The second half of getting sick is fussing with the health insurance claims process. I have some tips to pass-on from my own health claims experiences that might help you navigate this maze. Since I also sell health insurance, my understanding of the process and structure gives me an added perspective. This is not a rant on health insurance business or healthcare – just some techniques that can be helpful.

I am way too experienced in running the Health Claim Maze. Unfortunately, I lost my older brother to cancer last year and as his friend, and later executor, had the task of helping on the insurance issues.

First the Good News

I have always gotten the right answer eventually from every health insurance company on every health claim I have dealt with. Each and every insurance company honored their insurance policy and correctly paid what was due (or had a valid reason to decline a claim). Most claims were handled correctly and timely without any intervention.

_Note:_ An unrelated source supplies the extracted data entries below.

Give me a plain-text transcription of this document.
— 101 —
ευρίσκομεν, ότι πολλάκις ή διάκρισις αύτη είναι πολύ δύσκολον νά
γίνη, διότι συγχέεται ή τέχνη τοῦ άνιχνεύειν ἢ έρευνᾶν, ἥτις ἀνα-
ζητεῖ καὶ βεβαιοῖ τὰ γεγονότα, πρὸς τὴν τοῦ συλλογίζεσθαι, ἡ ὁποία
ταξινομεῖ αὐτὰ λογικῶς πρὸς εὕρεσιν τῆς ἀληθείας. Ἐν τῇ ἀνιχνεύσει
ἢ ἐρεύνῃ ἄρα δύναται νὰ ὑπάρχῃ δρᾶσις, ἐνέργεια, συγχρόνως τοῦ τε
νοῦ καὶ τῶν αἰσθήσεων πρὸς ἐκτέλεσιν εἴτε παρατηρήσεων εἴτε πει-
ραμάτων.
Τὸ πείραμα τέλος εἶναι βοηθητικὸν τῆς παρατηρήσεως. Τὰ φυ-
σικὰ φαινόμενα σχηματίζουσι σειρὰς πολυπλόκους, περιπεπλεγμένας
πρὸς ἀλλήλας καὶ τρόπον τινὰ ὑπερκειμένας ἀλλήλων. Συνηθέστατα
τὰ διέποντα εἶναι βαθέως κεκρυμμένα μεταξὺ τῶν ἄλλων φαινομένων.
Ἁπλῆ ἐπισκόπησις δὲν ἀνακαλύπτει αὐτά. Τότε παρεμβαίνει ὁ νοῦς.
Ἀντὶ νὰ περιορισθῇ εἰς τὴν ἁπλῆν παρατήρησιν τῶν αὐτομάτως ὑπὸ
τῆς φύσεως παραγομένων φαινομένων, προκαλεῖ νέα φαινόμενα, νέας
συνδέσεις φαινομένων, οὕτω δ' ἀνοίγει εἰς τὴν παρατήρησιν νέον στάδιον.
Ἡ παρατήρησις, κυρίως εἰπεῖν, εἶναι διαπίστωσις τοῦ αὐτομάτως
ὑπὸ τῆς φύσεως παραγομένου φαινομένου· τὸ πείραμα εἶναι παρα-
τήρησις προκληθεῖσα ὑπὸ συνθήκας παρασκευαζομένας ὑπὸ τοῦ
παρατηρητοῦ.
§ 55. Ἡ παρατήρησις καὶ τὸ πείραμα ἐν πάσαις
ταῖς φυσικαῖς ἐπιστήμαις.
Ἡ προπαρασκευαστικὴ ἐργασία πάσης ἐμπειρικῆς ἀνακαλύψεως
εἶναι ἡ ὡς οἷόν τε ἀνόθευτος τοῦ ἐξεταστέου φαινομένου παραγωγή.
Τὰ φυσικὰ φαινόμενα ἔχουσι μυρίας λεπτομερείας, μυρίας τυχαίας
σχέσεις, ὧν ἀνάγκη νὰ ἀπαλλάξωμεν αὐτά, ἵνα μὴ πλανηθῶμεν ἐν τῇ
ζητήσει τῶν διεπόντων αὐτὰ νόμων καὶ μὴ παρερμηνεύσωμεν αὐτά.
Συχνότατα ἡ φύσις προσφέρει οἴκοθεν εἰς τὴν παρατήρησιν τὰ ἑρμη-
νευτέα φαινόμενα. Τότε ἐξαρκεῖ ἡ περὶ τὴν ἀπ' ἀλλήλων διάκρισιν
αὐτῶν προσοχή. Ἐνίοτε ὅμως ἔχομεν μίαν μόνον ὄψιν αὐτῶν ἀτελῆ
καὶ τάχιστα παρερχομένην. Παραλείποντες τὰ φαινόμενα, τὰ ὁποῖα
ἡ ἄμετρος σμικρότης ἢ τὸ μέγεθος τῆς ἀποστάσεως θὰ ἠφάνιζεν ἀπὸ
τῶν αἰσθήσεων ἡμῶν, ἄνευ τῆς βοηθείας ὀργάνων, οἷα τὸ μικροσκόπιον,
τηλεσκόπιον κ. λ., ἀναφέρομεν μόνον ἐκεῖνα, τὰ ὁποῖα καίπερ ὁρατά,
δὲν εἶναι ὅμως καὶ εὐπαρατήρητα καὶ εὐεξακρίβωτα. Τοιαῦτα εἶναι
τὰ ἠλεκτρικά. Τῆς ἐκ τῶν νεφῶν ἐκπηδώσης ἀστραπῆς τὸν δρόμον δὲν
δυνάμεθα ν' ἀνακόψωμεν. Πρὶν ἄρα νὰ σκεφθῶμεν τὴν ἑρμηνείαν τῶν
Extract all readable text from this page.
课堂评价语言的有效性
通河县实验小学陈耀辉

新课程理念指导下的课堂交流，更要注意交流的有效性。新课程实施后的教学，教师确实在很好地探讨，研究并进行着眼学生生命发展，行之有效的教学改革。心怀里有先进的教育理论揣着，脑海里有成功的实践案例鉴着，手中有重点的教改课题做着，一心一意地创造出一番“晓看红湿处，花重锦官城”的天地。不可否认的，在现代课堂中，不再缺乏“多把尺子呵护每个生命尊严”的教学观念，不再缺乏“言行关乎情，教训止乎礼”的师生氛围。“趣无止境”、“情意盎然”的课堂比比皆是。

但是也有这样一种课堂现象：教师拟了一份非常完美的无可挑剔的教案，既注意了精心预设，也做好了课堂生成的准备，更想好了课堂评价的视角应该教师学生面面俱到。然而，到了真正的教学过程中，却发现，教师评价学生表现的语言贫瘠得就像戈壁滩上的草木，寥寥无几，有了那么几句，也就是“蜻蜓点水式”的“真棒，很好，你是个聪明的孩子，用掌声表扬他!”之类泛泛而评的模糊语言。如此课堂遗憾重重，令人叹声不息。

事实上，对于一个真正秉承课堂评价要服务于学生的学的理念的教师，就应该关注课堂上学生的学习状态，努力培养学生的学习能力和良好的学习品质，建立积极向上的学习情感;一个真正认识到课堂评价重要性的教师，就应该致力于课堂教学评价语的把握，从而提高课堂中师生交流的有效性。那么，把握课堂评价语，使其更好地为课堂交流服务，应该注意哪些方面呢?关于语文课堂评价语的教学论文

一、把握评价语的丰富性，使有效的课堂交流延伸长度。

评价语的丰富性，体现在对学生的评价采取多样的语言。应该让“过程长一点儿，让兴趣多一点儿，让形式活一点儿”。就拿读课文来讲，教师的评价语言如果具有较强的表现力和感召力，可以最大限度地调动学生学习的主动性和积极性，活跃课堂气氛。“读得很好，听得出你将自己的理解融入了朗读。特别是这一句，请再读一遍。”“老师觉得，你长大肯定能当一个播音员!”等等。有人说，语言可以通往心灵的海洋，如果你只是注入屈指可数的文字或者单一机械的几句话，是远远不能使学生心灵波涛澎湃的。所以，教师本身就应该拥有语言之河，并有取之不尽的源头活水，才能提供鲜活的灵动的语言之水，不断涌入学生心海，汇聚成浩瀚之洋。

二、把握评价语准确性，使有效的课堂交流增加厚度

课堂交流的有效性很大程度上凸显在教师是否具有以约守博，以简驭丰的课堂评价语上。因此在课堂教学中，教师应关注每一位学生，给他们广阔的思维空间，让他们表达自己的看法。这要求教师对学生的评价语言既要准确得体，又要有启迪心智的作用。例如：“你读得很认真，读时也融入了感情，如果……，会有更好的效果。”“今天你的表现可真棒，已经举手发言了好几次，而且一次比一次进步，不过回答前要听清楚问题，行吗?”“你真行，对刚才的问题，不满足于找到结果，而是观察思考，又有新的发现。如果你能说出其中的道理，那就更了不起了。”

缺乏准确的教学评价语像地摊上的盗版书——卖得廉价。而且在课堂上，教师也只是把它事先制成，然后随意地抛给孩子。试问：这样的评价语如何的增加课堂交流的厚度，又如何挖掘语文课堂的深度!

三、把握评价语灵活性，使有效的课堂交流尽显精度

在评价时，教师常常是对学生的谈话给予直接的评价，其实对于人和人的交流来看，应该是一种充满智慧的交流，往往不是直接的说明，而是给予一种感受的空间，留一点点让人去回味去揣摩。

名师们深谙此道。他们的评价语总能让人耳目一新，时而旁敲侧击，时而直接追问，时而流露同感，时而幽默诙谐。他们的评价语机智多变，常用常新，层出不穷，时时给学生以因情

This included the Kansas Health Insurance Association (the Kansas health insurance risk pool) which paid over $500,000 for my brother’s lymphoma treatments over his two year illness. It gave him access to any treatments that were appropriate. The final cost to him, in addition to his monthly premium, was his deductible and cost sharing of $3000 for each of the two years ($6000 total).

The core value of any health insurance plan is offsetting the huge financial risk of a major illness or injury and getting you access to the treatment you need.

Choosing the Right Insurance Company

Claims service matters. Unfortunately, most folks select insurance companies based on price and not value. An important value to consider is the ease of getting help if you have a claim.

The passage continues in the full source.